As long as the children and/or their parents/guardians have given their permission then this would not be covered by the act, if the permission has not been sought then this would affect the act.
Scenario 2
Your mother is taken into hospital and will have to stay for several days. When you go to visit, you ask her if there is anything you can do to help. She is concerned about paying her credit card bill and asks you to contact the bank to find out what her outstanding balance is. At the end of visiting hours you leave, taking her credit card details with you. You phone the helpline number, explain the situation and request her balance.
Explain whether, within the rules of the DPA, the bank can tell you her balance.
Under the data protection act the bank would not be allowed to tell your her balance even if you have all the necessary information for them, as you could have got the information fraudulently.
Scenario 3
You work for an organisation that holds personal information about children. You have a work deadline approaching, so you decide to copy some data onto a memory stick.
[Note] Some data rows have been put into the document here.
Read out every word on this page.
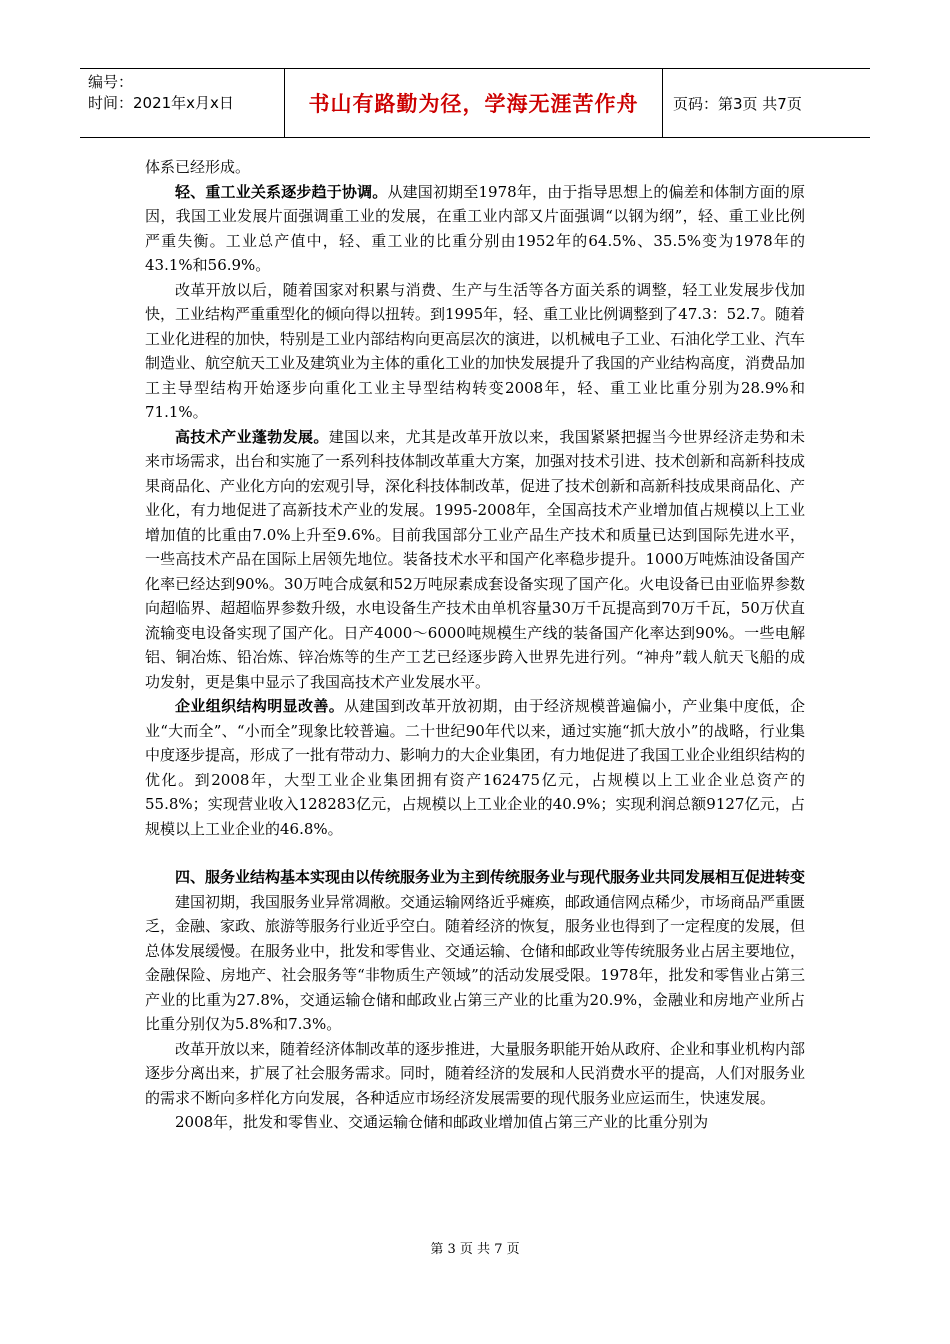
编号：
时间：2021年x月x日	书山有路勤为径，学海无涯苦作舟	页码：第3页 共7页

体系已经形成。

轻、重工业关系逐步趋于协调。从建国初期至1978年，由于指导思想上的偏差和体制方面的原因，我国工业发展片面强调重工业的发展，在重工业内部又片面强调“以钢为纲”，轻、重工业比例严重失衡。工业总产值中，轻、重工业的比重分别由1952年的64.5%、35.5%变为1978年的43.1%和56.9%。

改革开放以后，随着国家对积累与消费、生产与生活等各方面关系的调整，轻工业发展步伐加快，工业结构严重重型化的倾向得以扭转。到1995年，轻、重工业比例调整到了47.3：52.7。随着工业化进程的加快，特别是工业内部结构向更高层次的演进，以机械电子工业、石油化学工业、汽车制造业、航空航天工业及建筑业为主体的重化工业的加快发展提升了我国的产业结构高度，消费品加工主导型结构开始逐步向重化工业主导型结构转变2008年，轻、重工业比重分别为28.9%和71.1%。

高技术产业蓬勃发展。建国以来，尤其是改革开放以来，我国紧紧把握当今世界经济走势和未来市场需求，出台和实施了一系列科技体制改革重大方案，加强对技术引进、技术创新和高新科技成果商品化、产业化方向的宏观引导，深化科技体制改革，促进了技术创新和高新科技成果商品化、产业化，有力地促进了高新技术产业的发展。1995-2008年，全国高技术产业增加值占规模以上工业增加值的比重由7.0%上升至9.6%。目前我国部分工业产品生产技术和质量已达到国际先进水平，一些高技术产品在国际上居领先地位。装备技术水平和国产化率稳步提升。1000万吨炼油设备国产化率已经达到90%。30万吨合成氨和52万吨尿素成套设备实现了国产化。火电设备已由亚临界参数向超临界、超超临界参数升级，水电设备生产技术由单机容量30万千瓦提高到70万千瓦，50万伏直流输变电设备实现了国产化。日产4000～6000吨规模生产线的装备国产化率达到90%。一些电解铝、铜冶炼、铅冶炼、锌冶炼等的生产工艺已经逐步跨入世界先进行列。“神舟”载人航天飞船的成功发射，更是集中显示了我国高技术产业发展水平。

企业组织结构明显改善。从建国到改革开放初期，由于经济规模普遍偏小，产业集中度低，企业“大而全”、“小而全”现象比较普遍。二十世纪90年代以来，通过实施“抓大放小”的战略，行业集中度逐步提高，形成了一批有带动力、影响力的大企业集团，有力地促进了我国工业企业组织结构的优化。到2008年，大型工业企业集团拥有资产162475亿元，占规模以上工业企业总资产的55.8%；实现营业收入128283亿元，占规模以上工业企业的40.9%；实现利润总额9127亿元，占规模以上工业企业的46.8%。

四、服务业结构基本实现由以传统服务业为主到传统服务业与现代服务业共同发展相互促进转变

建国初期，我国服务业异常凋敝。交通运输网络近乎瘫痪，邮政通信网点稀少，市场商品严重匮乏，金融、家政、旅游等服务行业近乎空白。随着经济的恢复，服务业也得到了一定程度的发展，但总体发展缓慢。在服务业中，批发和零售业、交通运输、仓储和邮政业等传统服务业占居主要地位，金融保险、房地产、社会服务等“非物质生产领域”的活动发展受限。1978年，批发和零售业占第三产业的比重为27.8%，交通运输仓储和邮政业占第三产业的比重为20.9%，金融业和房地产业所占比重分别仅为5.8%和7.3%。

改革开放以来，随着经济体制改革的逐步推进，大量服务职能开始从政府、企业和事业机构内部逐步分离出来，扩展了社会服务需求。同时，随着经济的发展和人民消费水平的提高，人们对服务业的需求不断向多样化方向发展，各种适应市场经济发展需要的现代服务业应运而生，快速发展。

2008年，批发和零售业、交通运输仓储和邮政业增加值占第三产业的比重分别为

第 3 页 共 7 页
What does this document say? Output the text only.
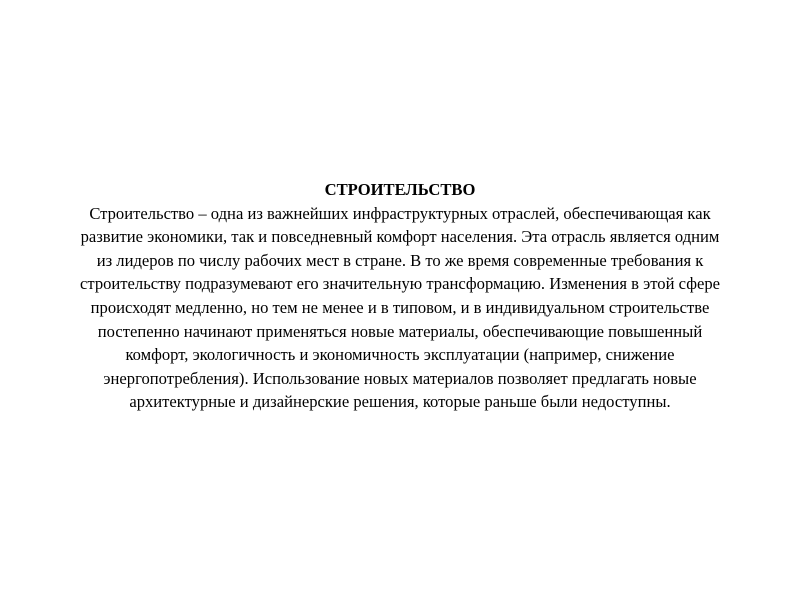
СТРОИТЕЛЬСТВО
Строительство – одна из важнейших инфраструктурных отраслей, обеспечивающая как
развитие экономики, так и повседневный комфорт населения. Эта отрасль является одним
из лидеров по числу рабочих мест в стране. В то же время современные требования к
строительству подразумевают его значительную трансформацию. Изменения в этой сфере
происходят медленно, но тем не менее и в типовом, и в индивидуальном строительстве
постепенно начинают применяться новые материалы, обеспечивающие повышенный
комфорт, экологичность и экономичность эксплуатации (например, снижение
энергопотребления). Использование новых материалов позволяет предлагать новые
архитектурные и дизайнерские решения, которые раньше были недоступны.
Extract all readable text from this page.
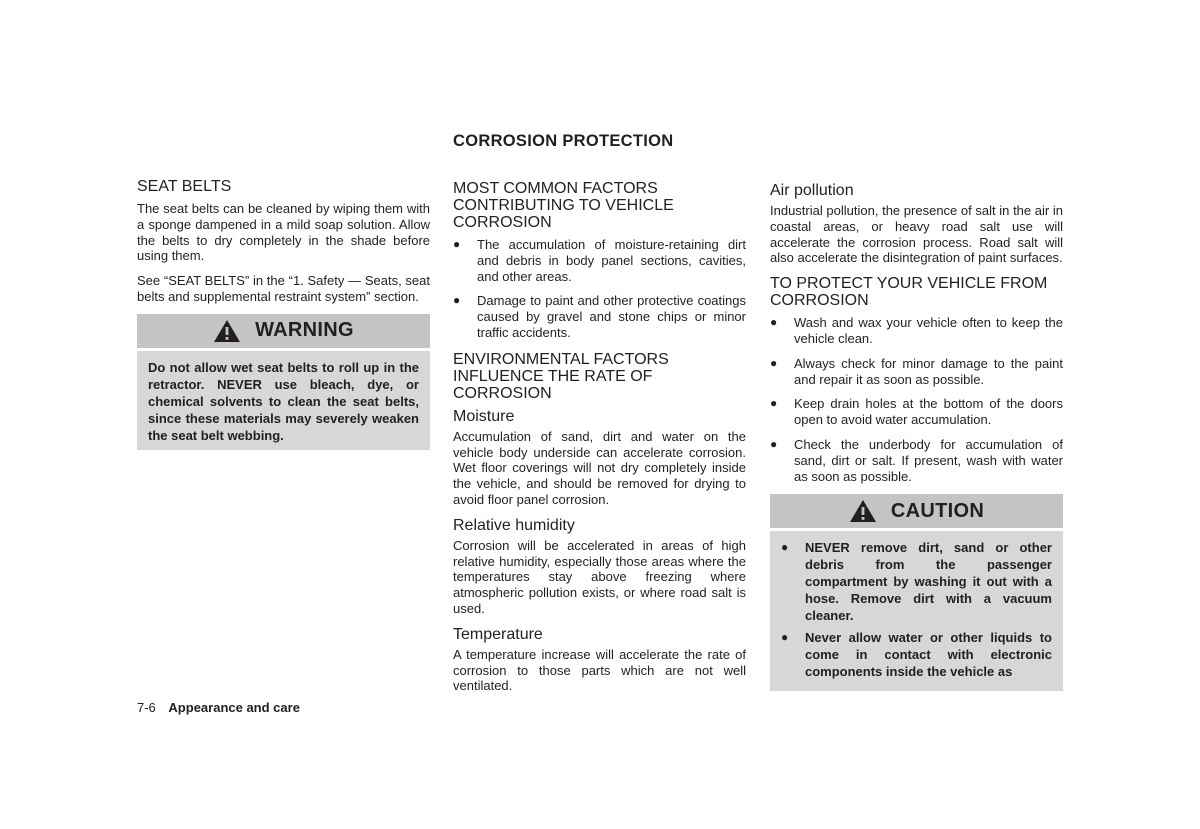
CORROSION PROTECTION
SEAT BELTS

The seat belts can be cleaned by wiping them with a sponge dampened in a mild soap solution. Allow the belts to dry completely in the shade before using them.

See “SEAT BELTS” in the “1. Safety — Seats, seat belts and supplemental restraint system” section.

WARNING
Do not allow wet seat belts to roll up in the retractor. NEVER use bleach, dye, or chemical solvents to clean the seat belts, since these materials may severely weaken the seat belt webbing.
MOST COMMON FACTORS CONTRIBUTING TO VEHICLE CORROSION
● The accumulation of moisture-retaining dirt and debris in body panel sections, cavities, and other areas.
● Damage to paint and other protective coatings caused by gravel and stone chips or minor traffic accidents.
ENVIRONMENTAL FACTORS INFLUENCE THE RATE OF CORROSION
Moisture

Accumulation of sand, dirt and water on the vehicle body underside can accelerate corrosion. Wet floor coverings will not dry completely inside the vehicle, and should be removed for drying to avoid floor panel corrosion.

Relative humidity

Corrosion will be accelerated in areas of high relative humidity, especially those areas where the temperatures stay above freezing where atmospheric pollution exists, or where road salt is used.

Temperature

A temperature increase will accelerate the rate of corrosion to those parts which are not well ventilated.

Air pollution

Industrial pollution, the presence of salt in the air in coastal areas, or heavy road salt use will accelerate the corrosion process. Road salt will also accelerate the disintegration of paint surfaces.

TO PROTECT YOUR VEHICLE FROM CORROSION
● Wash and wax your vehicle often to keep the vehicle clean.
● Always check for minor damage to the paint and repair it as soon as possible.
● Keep drain holes at the bottom of the doors open to avoid water accumulation.
● Check the underbody for accumulation of sand, dirt or salt. If present, wash with water as soon as possible.
CAUTION
● NEVER remove dirt, sand or other debris from the passenger compartment by washing it out with a hose. Remove dirt with a vacuum cleaner.
● Never allow water or other liquids to come in contact with electronic components inside the vehicle as
7-6 Appearance and care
You will not be sharing the data with anyone else – it is for your personal use so that you can complete your work at home.
Explain whether putting this data on your memory stick complies with the DPA.
Under the DPA you if you copy information that contains personal details onto a memory stick, the DPA requires that data to still be secure, so you should password protect the files just in case you lose it. as soon as you have finished with the data, it should be destroyed immediately.
Scenario 4
You are helping a friend to sort out the estate of a recently deceased relative. One of the tasks you have taken on is to arrange cancellation of the deceased’s mobile phone contract. You contact the phone company, only to be told that they are unable to discuss customer accounts with anyone other than the customer unless previously authorised. You explain that the customer is unable to give authorisation, but they continue to state that they are unable to discuss the matter with you.
According to the DPA, is the phone company correct to withhold the information?
If the person is deceased, the DPA does not come into effect in this case and the information can be released, however the phone company will need proof that the person in question is in fact deceased. they will need a death certificate or something like that for them to release the information. If they release the information without making sure that the person in question is in fact dead, they would then be in breach of the DPA.